An apparatus for treating a harmful component-containing substance according to any one of claims 8 to 13. 10. A duct is set up so that an object to be processed can flow down, a heating furnace for decomposition treatment is placed horizontally on an upper part thereof, and a heating furnace for volume reduction treatment is placed horizontally on a lower part thereof. The harmful component-containing substance treating apparatus according to any one of claims 2 to 9, wherein the apparatus is disposed. 11. A heating treatment furnace for drying an object to be supplied to a heating treatment furnace for performing a decomposition treatment, wherein the heating treatment furnace is provided for drying an object to be treated. An apparatus for treating a harmful component-containing substance according to claim 1. 12. The heat treatment furnaces for drying, decomposing, and reducing the volume are placed horizontally one after another, and the outlets of the heat treatment furnaces for the drying treatment and the heat treatment furnaces for the decomposition treatment are arranged. The supply port is communicated with a duct, and the discharge port of the heat treatment furnace for decomposition treatment and the supply port of the heat treatment furnace for volume reduction treatment are communicated with another duct.

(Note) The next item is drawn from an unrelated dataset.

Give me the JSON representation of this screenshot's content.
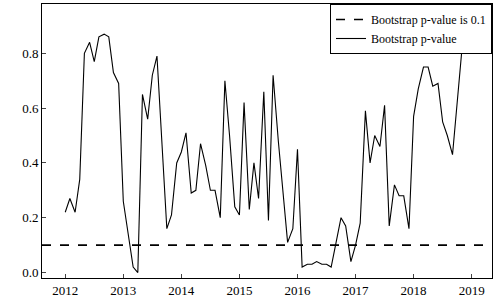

An apparatus for treating a harmful component-containing substance according to claim 1. 13. The alkali substance as a treating agent is at least one of alkali metals, alkaline earth metals, and alkaline earth metal compounds which react with halogen substances to form harmless chlorides. 2. The method according to claim 1, wherein the selection is performed.
An apparatus for treating a harmful component-containing substance according to any one of claims 1 and 12.